Enfin, les libéralités, dons manuels et aides en nature de plus de 10 000 euros apportés par un État étranger à une association ayant pour objet l’exercice public du culte feraient l’objet d’une déclaration. L’application d’une telle disposition pourrait réserver quelques surprises.

En bref, des mesures répressives nouvelles et des moyens pour l’État de s’insinuer dans le fonctionnement des cultes !

Sur « la consolidation de la gouvernance des associations cultuelles »

La révision de la loi du 9 décembre 1905 concernant la séparation des Églises et de l’État qu’envisage le Gouvernement emporterait, d’un côté, un accroissement des avantages auxquels les associations cultuelles peuvent prétendre ou un accès exclusif à certains d’entre eux, de l’autre, un renforcement de leurs obligations.

Trois nouveaux avantages à caractère financier leur seraient consentis.

D’une part, en dépit du rejet par la représentation nationale de l’essentiel des termes de l’article 38 du projet de loi pour un État au service d’une société de confiance, définitivement adopté le 10 août 2018, le ministre de l’Intérieur entend introduire à nouveau la possibilité pour elles d’acquérir un patrimoine immobilier de rapport en vue de le faire fructifier (4). Par conséquent, au prétexte de leur ouvrir des sources nouvelles de financement, le Gouvernement effacerait d’un trait de plume les dispositions du premier alinéa de l’article 19 de la loi du 9 décembre 1905 aux termes duquel les associations cultuelles ont pour unique objet l’exercice public du culte et, par ricochet, dénaturerait l’article 4.

D’autre part, il entend réserver le bénéfice de la réduction d’impôt au titre des dons manuels (5) aux seules associations cultuelles. La rédaction du texte étant très imprécise, il faut probablement en déduire, non pas que l’article 200 du Code général des impôts serait pour l’essentiel anéanti, mais que les associations relevant de la loi du 1er juillet 1901 ayant en partie un objet cultuel seraient privées de cet avantage. En droit, l’affaire n’est pas simple : pour une même activité, les donateurs contribuant au financement d’organismes ayant des statuts juridiques différents, ne seraient pas égaux devant l’impôt.

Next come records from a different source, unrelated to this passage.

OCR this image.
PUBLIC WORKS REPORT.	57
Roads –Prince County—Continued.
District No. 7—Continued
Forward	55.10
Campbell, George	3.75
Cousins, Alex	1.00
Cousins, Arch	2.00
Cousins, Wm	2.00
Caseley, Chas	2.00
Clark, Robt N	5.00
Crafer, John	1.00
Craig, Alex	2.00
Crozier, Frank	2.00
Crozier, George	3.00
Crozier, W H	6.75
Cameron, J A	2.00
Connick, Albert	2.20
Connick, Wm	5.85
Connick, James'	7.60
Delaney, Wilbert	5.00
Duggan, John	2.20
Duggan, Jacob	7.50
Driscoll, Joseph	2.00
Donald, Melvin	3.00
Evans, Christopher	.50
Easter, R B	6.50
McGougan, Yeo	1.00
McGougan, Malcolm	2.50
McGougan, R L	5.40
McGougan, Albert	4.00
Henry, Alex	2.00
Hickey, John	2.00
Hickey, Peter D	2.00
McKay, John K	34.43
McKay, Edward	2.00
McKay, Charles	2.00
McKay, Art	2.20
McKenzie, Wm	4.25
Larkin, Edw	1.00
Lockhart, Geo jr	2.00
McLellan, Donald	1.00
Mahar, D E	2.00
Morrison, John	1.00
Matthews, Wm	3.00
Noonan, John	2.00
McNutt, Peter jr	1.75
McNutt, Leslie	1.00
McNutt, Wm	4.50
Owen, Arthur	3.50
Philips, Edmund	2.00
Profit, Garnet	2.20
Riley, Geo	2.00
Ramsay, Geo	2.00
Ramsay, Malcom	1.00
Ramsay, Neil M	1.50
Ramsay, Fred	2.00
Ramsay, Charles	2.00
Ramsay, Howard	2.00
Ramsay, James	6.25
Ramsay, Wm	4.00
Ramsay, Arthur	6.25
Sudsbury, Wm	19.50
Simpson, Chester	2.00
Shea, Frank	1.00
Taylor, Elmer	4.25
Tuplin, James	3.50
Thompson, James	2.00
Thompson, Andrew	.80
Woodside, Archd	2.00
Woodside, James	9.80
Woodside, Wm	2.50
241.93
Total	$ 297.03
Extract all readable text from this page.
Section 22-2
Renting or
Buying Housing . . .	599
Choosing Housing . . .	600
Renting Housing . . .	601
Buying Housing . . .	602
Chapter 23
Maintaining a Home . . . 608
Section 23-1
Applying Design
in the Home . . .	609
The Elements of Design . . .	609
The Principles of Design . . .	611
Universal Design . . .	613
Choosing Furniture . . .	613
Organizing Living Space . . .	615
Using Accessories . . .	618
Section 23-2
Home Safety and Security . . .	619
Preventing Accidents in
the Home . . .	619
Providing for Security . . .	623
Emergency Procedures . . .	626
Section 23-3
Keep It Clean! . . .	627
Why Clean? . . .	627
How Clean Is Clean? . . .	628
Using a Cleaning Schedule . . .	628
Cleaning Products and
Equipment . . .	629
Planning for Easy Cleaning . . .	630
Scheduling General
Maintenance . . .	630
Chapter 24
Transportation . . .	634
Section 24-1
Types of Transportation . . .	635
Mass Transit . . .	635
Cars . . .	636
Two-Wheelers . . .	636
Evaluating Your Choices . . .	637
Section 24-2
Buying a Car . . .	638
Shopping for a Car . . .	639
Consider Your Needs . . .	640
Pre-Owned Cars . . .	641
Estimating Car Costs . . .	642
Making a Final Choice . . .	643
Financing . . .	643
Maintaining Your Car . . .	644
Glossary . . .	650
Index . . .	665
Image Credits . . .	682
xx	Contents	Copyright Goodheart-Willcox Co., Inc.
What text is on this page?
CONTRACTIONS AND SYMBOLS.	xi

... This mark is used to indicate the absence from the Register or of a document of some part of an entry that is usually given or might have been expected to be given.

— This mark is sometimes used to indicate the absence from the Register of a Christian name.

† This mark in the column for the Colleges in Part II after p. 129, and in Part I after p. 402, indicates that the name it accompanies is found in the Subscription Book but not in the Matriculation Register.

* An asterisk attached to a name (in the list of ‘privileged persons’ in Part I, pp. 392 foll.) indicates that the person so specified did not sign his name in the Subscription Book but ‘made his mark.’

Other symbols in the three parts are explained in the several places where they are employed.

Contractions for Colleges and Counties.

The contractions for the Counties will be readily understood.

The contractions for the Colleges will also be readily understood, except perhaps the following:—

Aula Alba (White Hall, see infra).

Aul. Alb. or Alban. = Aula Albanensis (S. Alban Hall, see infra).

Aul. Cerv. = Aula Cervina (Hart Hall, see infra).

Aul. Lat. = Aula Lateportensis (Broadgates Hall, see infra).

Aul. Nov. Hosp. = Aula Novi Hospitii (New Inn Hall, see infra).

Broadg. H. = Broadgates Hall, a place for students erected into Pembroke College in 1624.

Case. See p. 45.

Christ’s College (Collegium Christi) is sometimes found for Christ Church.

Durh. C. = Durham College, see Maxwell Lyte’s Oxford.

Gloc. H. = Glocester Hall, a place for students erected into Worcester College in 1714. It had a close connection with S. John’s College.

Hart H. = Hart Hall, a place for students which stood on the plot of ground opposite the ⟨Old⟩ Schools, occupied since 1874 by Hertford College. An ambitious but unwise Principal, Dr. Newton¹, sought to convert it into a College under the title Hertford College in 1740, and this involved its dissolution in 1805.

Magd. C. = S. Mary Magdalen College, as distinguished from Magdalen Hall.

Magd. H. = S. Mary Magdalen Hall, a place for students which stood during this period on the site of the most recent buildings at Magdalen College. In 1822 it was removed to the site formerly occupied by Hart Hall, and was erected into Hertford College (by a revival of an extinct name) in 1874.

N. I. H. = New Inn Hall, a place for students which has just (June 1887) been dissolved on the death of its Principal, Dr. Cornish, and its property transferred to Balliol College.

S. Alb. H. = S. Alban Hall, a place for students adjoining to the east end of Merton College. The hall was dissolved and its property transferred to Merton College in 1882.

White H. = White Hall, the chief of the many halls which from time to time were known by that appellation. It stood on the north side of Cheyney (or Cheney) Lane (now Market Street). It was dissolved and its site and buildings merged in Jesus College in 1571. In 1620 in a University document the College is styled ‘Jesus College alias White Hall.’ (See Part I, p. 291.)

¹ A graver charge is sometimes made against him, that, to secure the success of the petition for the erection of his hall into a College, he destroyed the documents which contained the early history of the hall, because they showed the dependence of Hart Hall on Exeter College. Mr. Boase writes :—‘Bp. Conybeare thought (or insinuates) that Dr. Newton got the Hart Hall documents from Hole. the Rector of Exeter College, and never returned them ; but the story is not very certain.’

Selon un raisonnement identique, il souhaite limiter aux seules associations cultuelles le bénéfice des garanties d’emprunt accordées par les communes et les départements (6) ainsi que la possibilité de conclure un bail emphytéotique administratif (7). Sur ce dernier point, le texte du ministre de l’Intérieur n’est pas à jour : non seulement le Code général des collectivités territoriales vise déjà uniquement les associations cultuelles, mais le Conseil d’État a jugé qu’elles seules pouvaient les conclure avec les communes (8)

Enfin, le Gouvernement est prêt à autoriser les collectivités publiques à consentir des aides aux associations cultuelles au titre de la « rénovation énergétique des édifices affectés aux cultes ». Ainsi, il élargirait les possibilités de financement public des religions offertes par le dernier alinéa de l’article 19 de la loi du 9 décembre 1905 dans sa version modifiée par la loi du Régime de Vichy du 25 décembre 1942.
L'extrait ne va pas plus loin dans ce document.